The TX 119 was able to reach the EG 4 without much problem, and all people were taken onboard. There was a defect while hoisting the sails for the return voyage. Kuiper climbed into the mast and solved the issue and so saved the lives of everybody. Over four hours later they arrived at Oudeschild. Upon arrival at 3 a.m., despite the bad weather, there were still people waiting on the beach and the ship was festively welcomed. The fishing gear was lost during the rescue.
According to some reports the ship sank. According to another report the ship drifted to the Frisian mudflats and was sold there.

==Aftermath==
The rescue workers were described as heroes. There names were published in the newspapers. Jacob Kuiper, Cornelis Zegel, Dirk Krijnen and Cornelis Krijnen, Jacob Koorn, Cornelis Duinker, Jan Duinker, Cornelis Koopman, Cornelis Blom and Gerrit Brouwer. On 22 September 1855 Jacob Kuiper was royally decorated with a silver medal and commendation. The other rescue workers received a bronze medal and commendation.

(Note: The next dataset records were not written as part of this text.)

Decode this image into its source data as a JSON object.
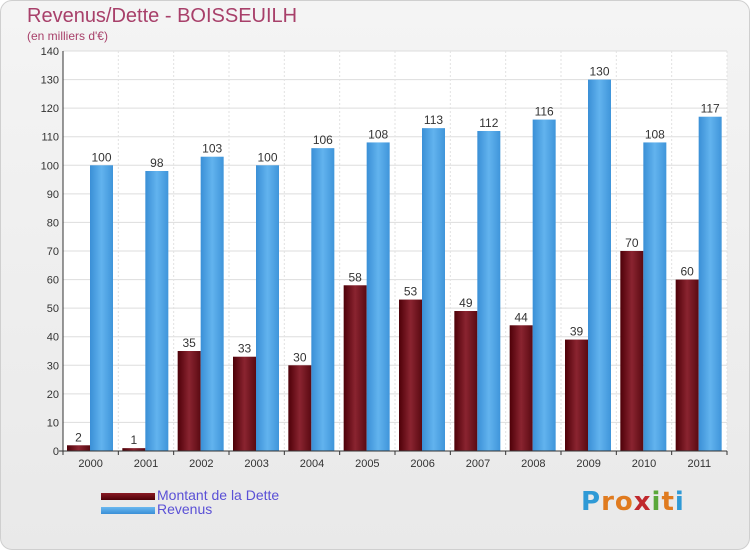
{
  "header": {
    "title": "Revenus/Dette - BOISSEUILH",
    "subtitle": "(en milliers d'€)"
  },
  "chart_data": {
    "type": "bar",
    "categories": [
      "2000",
      "2001",
      "2002",
      "2003",
      "2004",
      "2005",
      "2006",
      "2007",
      "2008",
      "2009",
      "2010",
      "2011"
    ],
    "series": [
      {
        "name": "Montant de la Dette",
        "values": [
          2,
          1,
          35,
          33,
          30,
          58,
          53,
          49,
          44,
          39,
          70,
          60
        ],
        "color": "#6e0c16"
      },
      {
        "name": "Revenus",
        "values": [
          100,
          98,
          103,
          100,
          106,
          108,
          113,
          112,
          116,
          130,
          108,
          117
        ],
        "color": "#4da3e6"
      }
    ],
    "ylim": [
      0,
      140
    ],
    "yticks": [
      0,
      10,
      20,
      30,
      40,
      50,
      60,
      70,
      80,
      90,
      100,
      110,
      120,
      130,
      140
    ],
    "grid": true,
    "legend": "bottom-left"
  },
  "logo": {
    "letters": [
      "P",
      "r",
      "o",
      "x",
      "i",
      "t",
      "i"
    ],
    "colors": [
      "#2f9ad6",
      "#e07b1f",
      "#e07b1f",
      "#c0282d",
      "#5aa83a",
      "#e07b1f",
      "#2f9ad6"
    ]
  }
}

The owner of the boat was not very well off financially, and gear was lost during the rescue operation. A person who had red about the rescue sent a letter to the mayor of Texel with an amount of 25 Guilder for the rescue workers. Soon after the disaster, people had donated 79.50 Guilder for the rescue workers. The mayor of Texel Jan Carel Wendel Strick van Linschoten had written an extensive report to the King's Commissioner. However, the commissioner didn’t gave a monetary reward. The KNZHRM was asked if they could reimburse the lost gear. A month after the incident, the population had donated a total amount of 140.50 Guilder.

Lock keeper Thomas Zwamenburg made a painting of the rescue effort. The painting was presented by the Skippers and fishermen's association to the mayor during a special festive evening. A lithograph of the painting is at the Museum Kaap Skil along with a ship model of the blazer.